Syrian refugee will lead effort to monitor Arab media

Hendi spent 40 days in prison before escaping Syria and making his way to the United States.

Syrian refugee children pose as they play near their families' residence at Al Zaatari refugee camp in the Jordanian city of Mafraq, near the border with Syria, January 30, 2016. (photo credit: REUTERS)
Syrian refugee children pose as they play near their families' residence at Al Zaatari refugee camp in the Jordanian city of Mafraq, near the border with Syria, January 30, 2016.
(photo credit: REUTERS)
NEW YORK – In 2006, at the age of 21, Syrian-born Ahed Hendi was arrested by Bashar Assad’s regime in Damascus.
His crime? Being a co-founder of a pro-democracy youth group.
He spent 40 days in prison before escaping the country and making his way to the United States.

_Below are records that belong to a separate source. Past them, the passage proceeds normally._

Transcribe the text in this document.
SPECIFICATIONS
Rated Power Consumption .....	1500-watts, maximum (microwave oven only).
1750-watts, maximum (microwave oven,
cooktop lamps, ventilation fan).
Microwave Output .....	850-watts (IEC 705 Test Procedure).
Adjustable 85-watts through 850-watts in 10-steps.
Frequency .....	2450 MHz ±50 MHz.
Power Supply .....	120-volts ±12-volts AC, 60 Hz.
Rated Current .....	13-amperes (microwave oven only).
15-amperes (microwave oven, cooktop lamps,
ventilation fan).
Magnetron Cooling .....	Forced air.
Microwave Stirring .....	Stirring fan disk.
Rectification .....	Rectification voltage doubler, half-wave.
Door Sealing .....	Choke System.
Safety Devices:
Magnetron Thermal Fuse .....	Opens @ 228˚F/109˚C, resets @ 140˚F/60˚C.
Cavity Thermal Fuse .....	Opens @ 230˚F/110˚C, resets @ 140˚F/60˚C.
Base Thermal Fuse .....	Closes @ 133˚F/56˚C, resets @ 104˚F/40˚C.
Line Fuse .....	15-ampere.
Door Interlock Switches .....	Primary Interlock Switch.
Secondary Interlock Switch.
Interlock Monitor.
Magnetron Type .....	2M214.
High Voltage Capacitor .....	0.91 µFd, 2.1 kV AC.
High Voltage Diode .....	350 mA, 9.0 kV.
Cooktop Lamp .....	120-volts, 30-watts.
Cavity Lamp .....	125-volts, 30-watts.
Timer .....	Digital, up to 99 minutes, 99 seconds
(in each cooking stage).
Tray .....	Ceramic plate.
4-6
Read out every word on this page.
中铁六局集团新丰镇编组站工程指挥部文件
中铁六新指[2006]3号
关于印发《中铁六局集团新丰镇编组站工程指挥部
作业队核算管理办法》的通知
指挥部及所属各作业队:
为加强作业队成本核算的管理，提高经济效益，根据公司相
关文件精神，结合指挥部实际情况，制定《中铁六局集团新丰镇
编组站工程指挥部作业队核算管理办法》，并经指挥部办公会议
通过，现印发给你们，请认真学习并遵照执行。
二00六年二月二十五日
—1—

Eleven years later, Hendi, who now holds US citizenship and lives in Washington, continues to fight for justice in his embattled country of origin and the Arab world.
Last week, he became head of the new Arab-language department at the Committee for Accuracy in Middle East Reporting in America (CAMERA), an international media-monitoring and educational organization. The new department will monitor the Arabic versions of major Western media outlets.
“The reason I teamed up with CAMERA is that the mandate they are working on is something that resonates with my thinking since I became an activist in 2005 in Syria, and I believe that there is very biased reporting on Israel in the Arab media,” Hendi told The Jerusalem Post last Wednesday.
“It’s important not only for Israel to correct this image or to have objective reporting on Israel, but also for the Arabs who live in all these Arab countries.”
The negative reporting on Israel, he said, has caused Arab populations to be “enslaved” by their dictators.
“[They] portray Israel as the black beast that is responsible for all of our problems and, in reality, the ruling regimes in our countries are responsible for all our problems,” he said. “When [Assad] jailed me and thousands of people, it was under one pretext: that we now have a war with Israel, Israel is a very evil enemy, and we should side with our government at this time.
“There are territorial problems that could be solved, but all these ruling regimes always insisted we have an existential problem with Israel and that Israel wants to kill us all,” he told the Post.
Ahedi said CAMERA’s new Arabic department fills a vacuum in the world of Arabic news and that he and his staff plan to review the Arabic coverage of the Arab-Israeli conflict by influential networks and communicate with editors to promote accurate stories.